We originally integrated another retailer, but their WAF blocked all requests originating from GCP IP ranges. The tool worked perfectly in local development (residential IP) but returned 403 Forbidden consistently from Cloud Run. Because of the error isolation described above, this never affected the user experience — the other sources continued to return results, and the agent composed its answer from what succeeded. But the data from that source simply wasn't available in production.

This is a fundamental constraint of scraping or calling third-party APIs from serverless environments. If you don't have a formal API agreement with the data source, you're at the mercy of their infrastructure decisions.

The interface

A food pairing query for miso-marinated black cod. The agent uses a dedicated sommelier sub-LLM for pairing logic, then searches retailers for matching BC wines with prices, availability, and purchase links.

The frontend is deliberately simple — vanilla HTML, CSS, and JavaScript with no build step. The chat interface streams responses via Server-Sent Events (SSE) from a FastAPI backend.

As the agent works, each tool call appears as an expandable badge in the conversation. You can see which sources are being searched in real time, and once results come back, click a badge to preview what was found. This transparency matters — you're not just getting an answer from a black box, you can see the research happening.

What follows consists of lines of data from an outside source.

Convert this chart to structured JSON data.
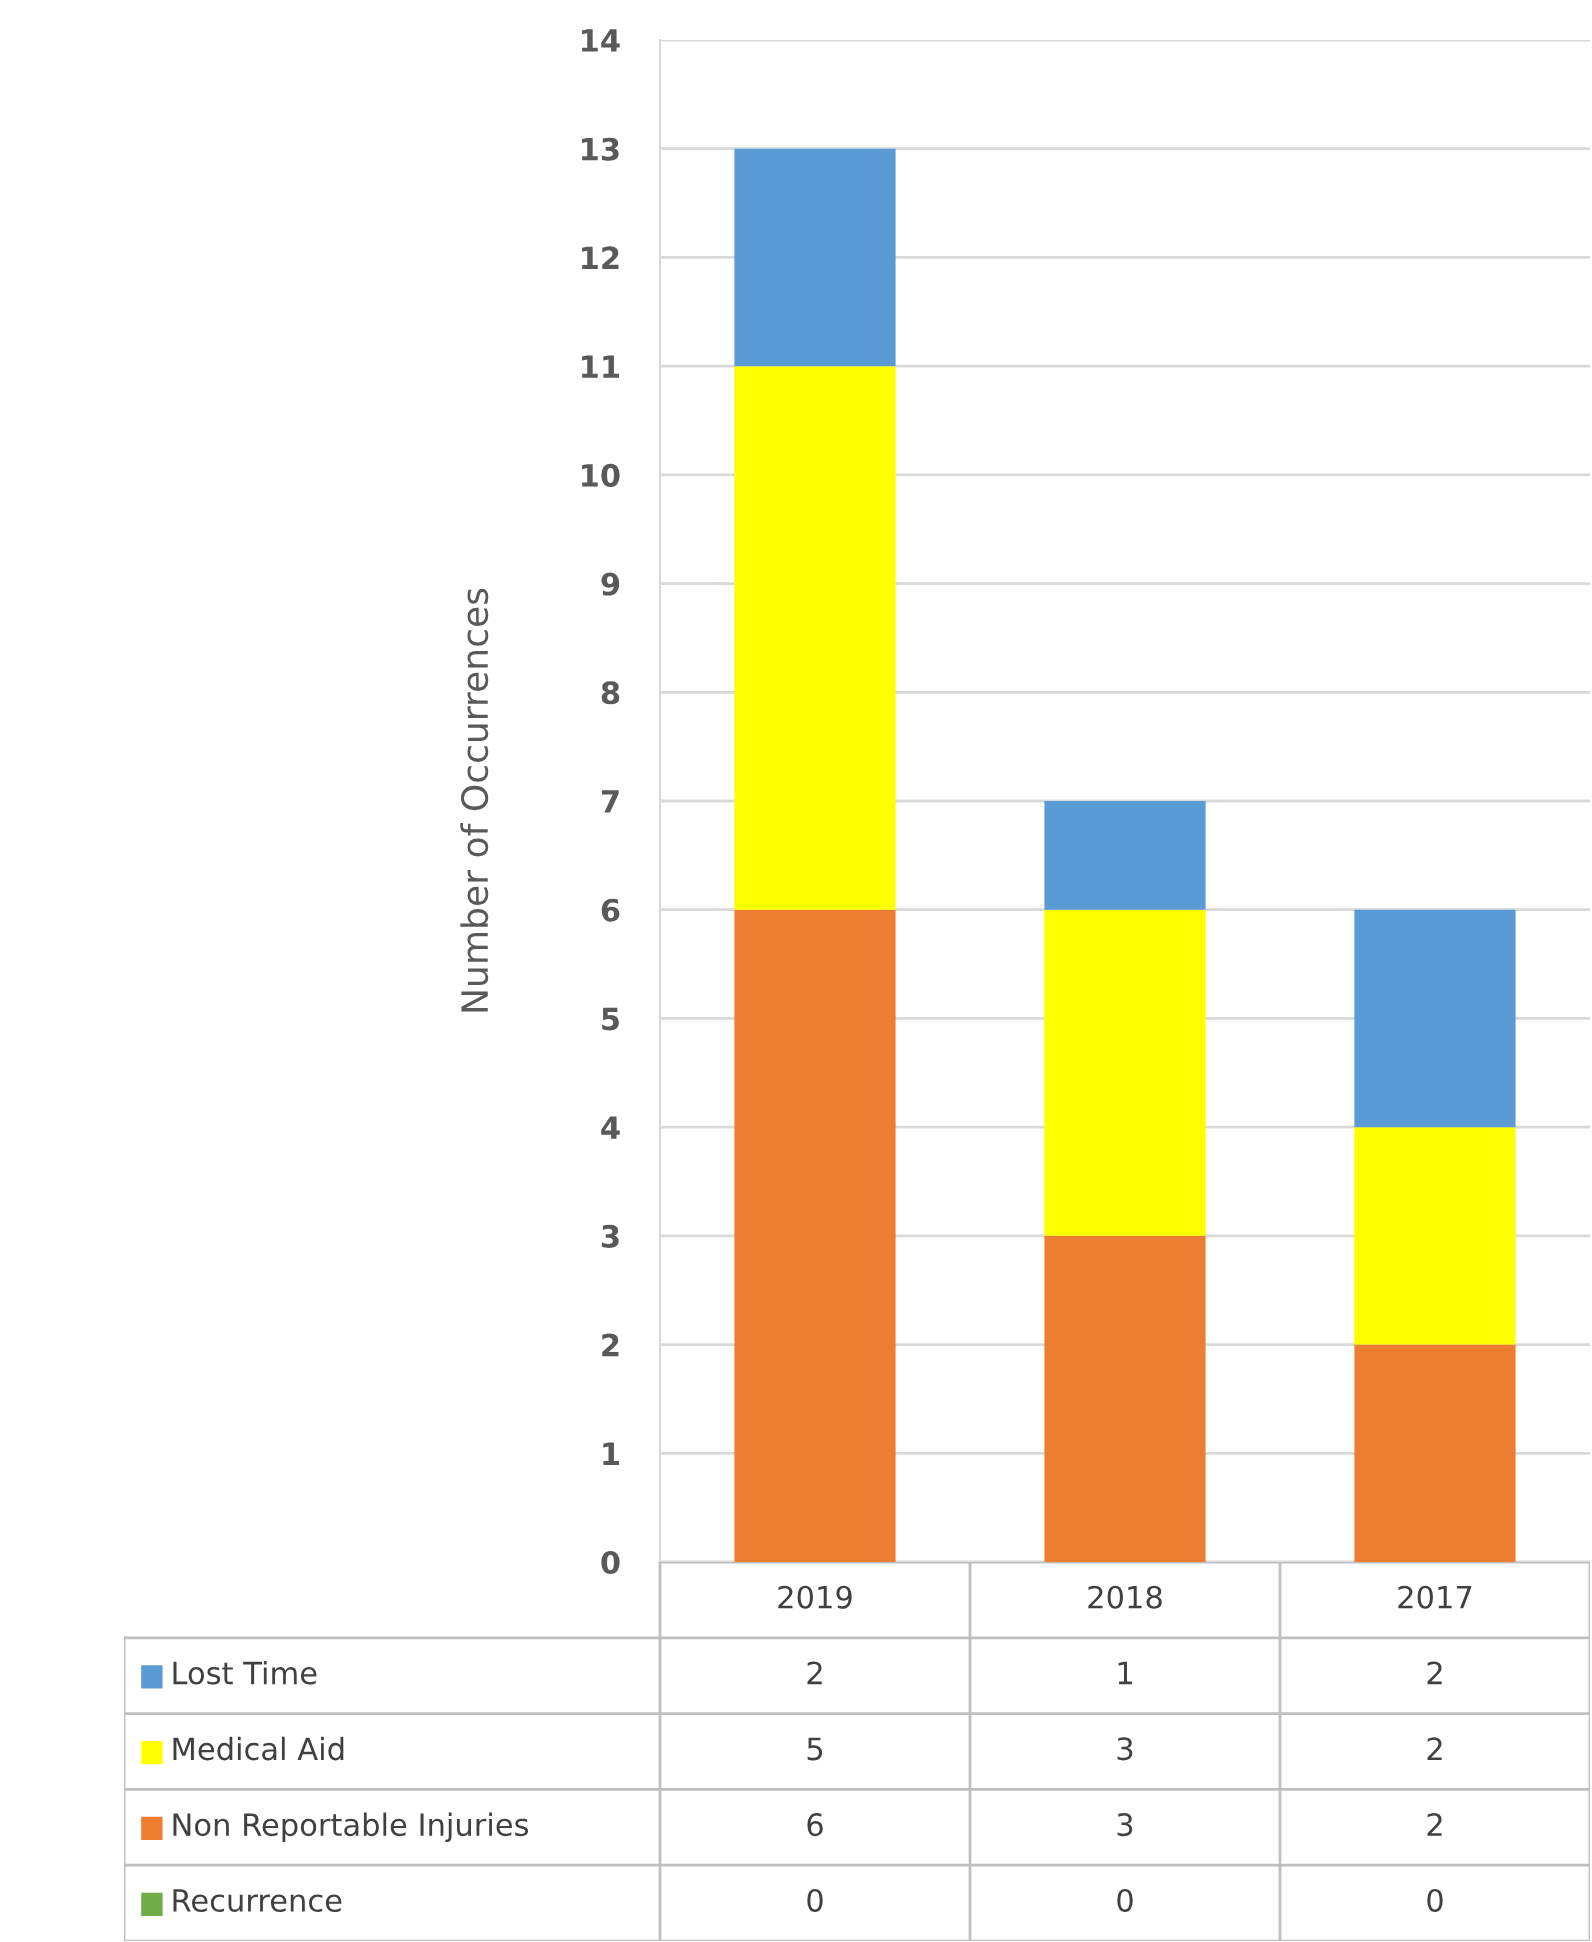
{
  "chart_data": {
    "type": "bar",
    "stacked": true,
    "ylabel": "Number of Occurrences",
    "categories": [
      "2019",
      "2018",
      "2017"
    ],
    "series": [
      {
        "name": "Recurrence",
        "color": "#70ad47",
        "values": [
          0,
          0,
          0
        ]
      },
      {
        "name": "Non Reportable Injuries",
        "color": "#ed7d31",
        "values": [
          6,
          3,
          2
        ]
      },
      {
        "name": "Medical Aid",
        "color": "#ffff00",
        "values": [
          5,
          3,
          2
        ]
      },
      {
        "name": "Lost Time",
        "color": "#5b9bd5",
        "values": [
          2,
          1,
          2
        ]
      }
    ],
    "ylim": [
      0,
      14
    ],
    "yticks": [
      0,
      1,
      2,
      3,
      4,
      5,
      6,
      7,
      8,
      9,
      10,
      11,
      12,
      13,
      14
    ],
    "grid": "y",
    "legend": "bottom",
    "data_labels": true
  }
}
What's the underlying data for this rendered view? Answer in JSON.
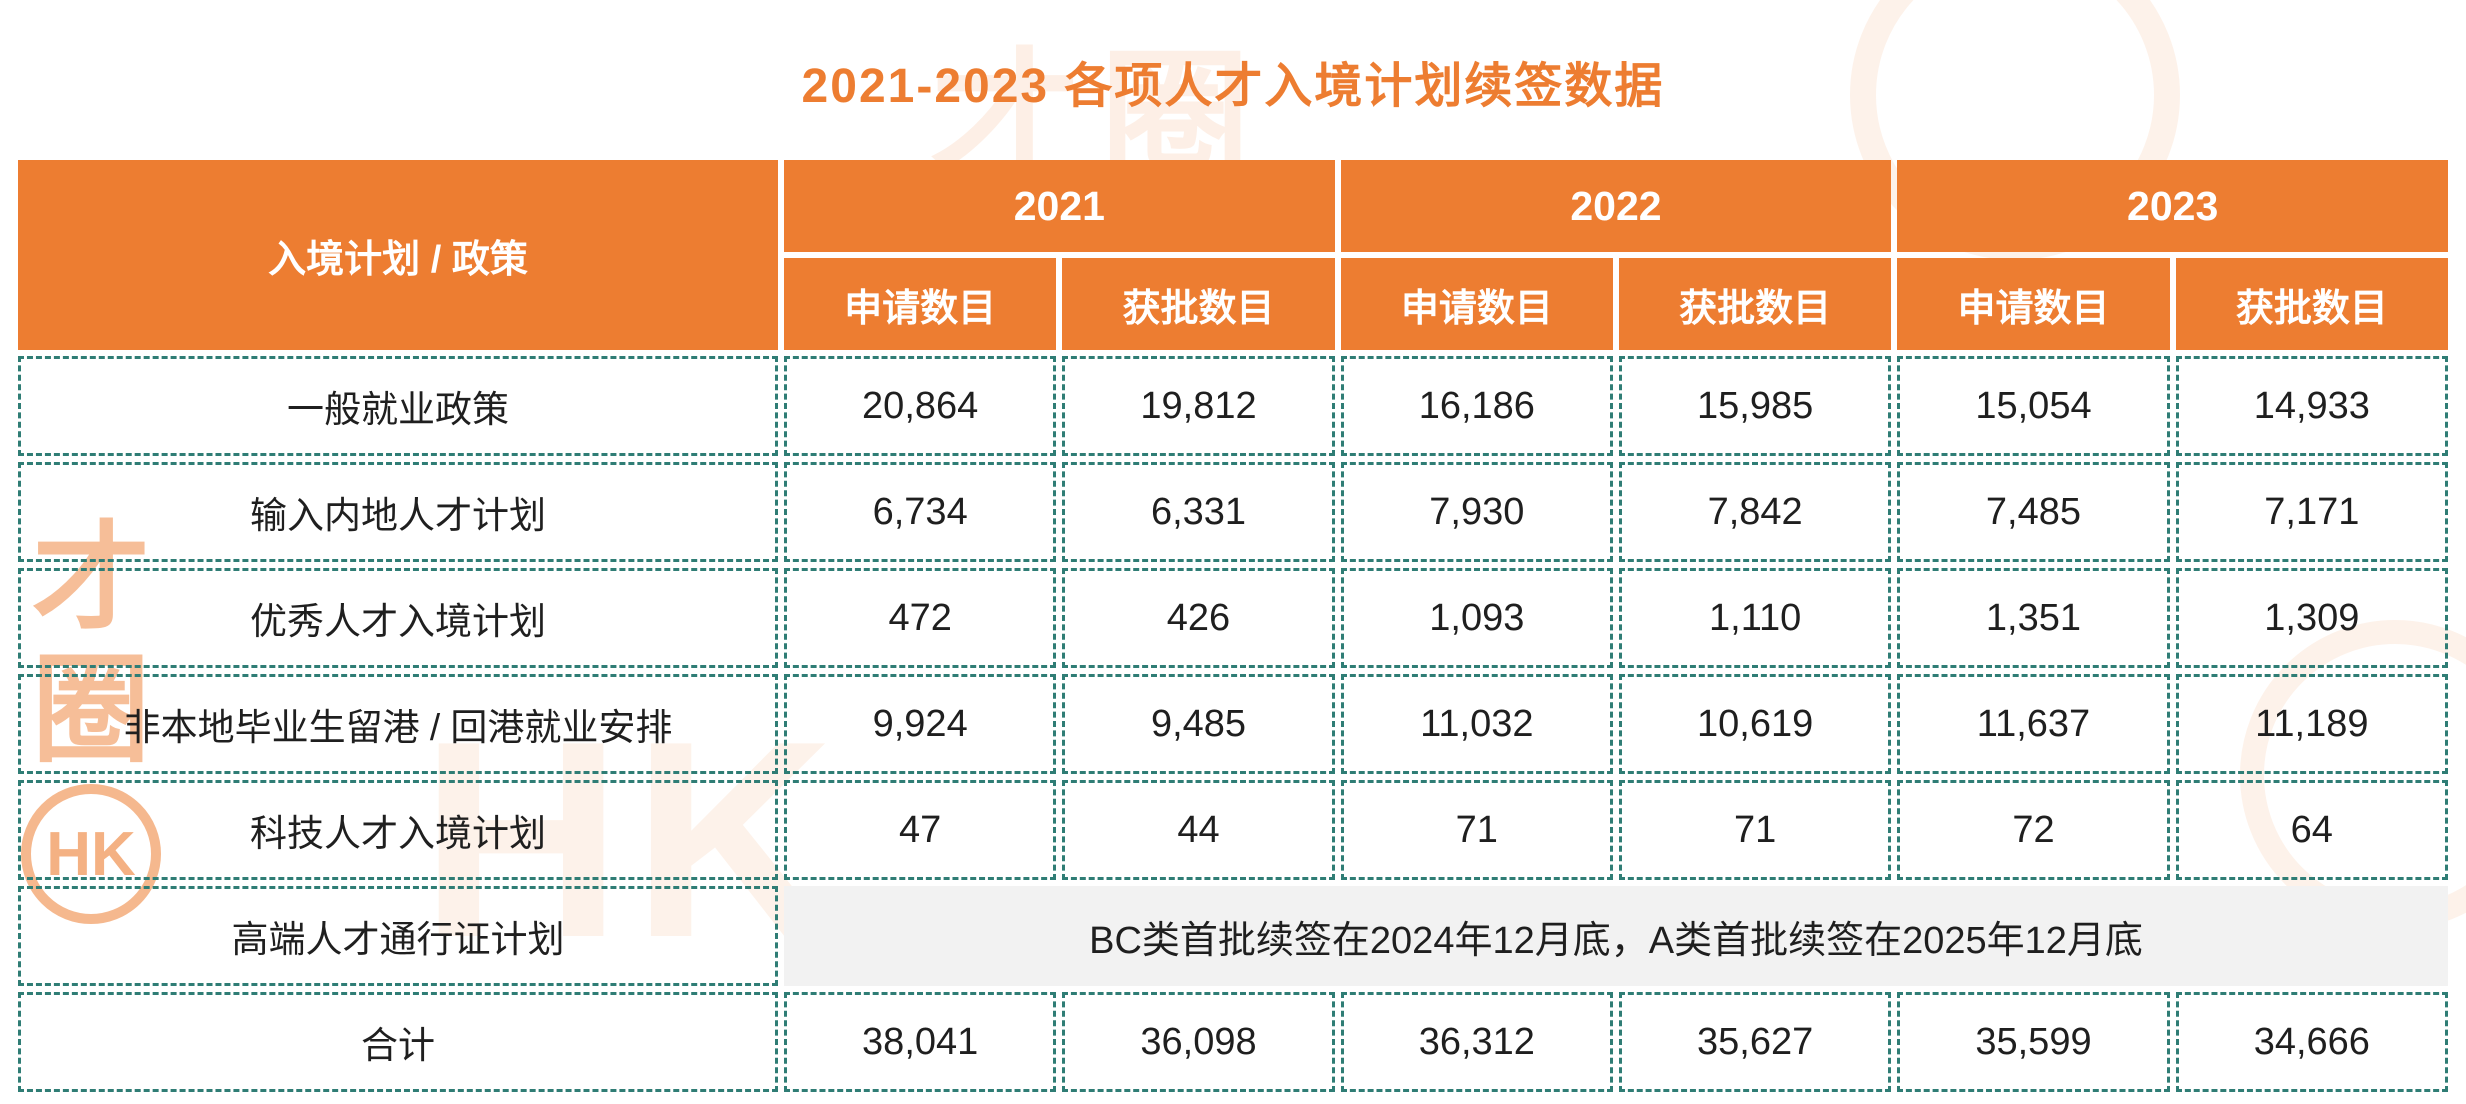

The empty chat interface showing the header with status indicator, save-as-PDF button, close button, greeting message, image attach button, and text input area
The chat interface — a fullscreen overlay with status indicator, image attachment, save-as-PDF, and a simple input area.

The status indicator in the chat header uses a simple visual language: a static dot when idle, a spinning ring when the agent is working. Users can attach wine label photos or wine list images via a file button, drag-and-drop, or clipboard paste — the frontend downscales images to keep payloads reasonable and shows a thumbnail preview before sending.

Example conversation

"What is the best BC white wine?" — the agent clarifies style preference, searches 6 retailers and 2 critic databases in parallel, then responds with top-rated wines organized by varietal with scores, tasting notes, prices, and purchase links.

Every conversation can be saved as a PDF using the download button in the chat header. Here's the full output from the conversation above:

Download full conversation as PDF →

Deployment

The agent runs as a split deployment: the static frontend is served by a global CDN, and the backend API runs in a containerized environment that scales to zero when idle. The frontend makes cross-origin API calls directly to the backend, authenticated by CORS origin allowlisting.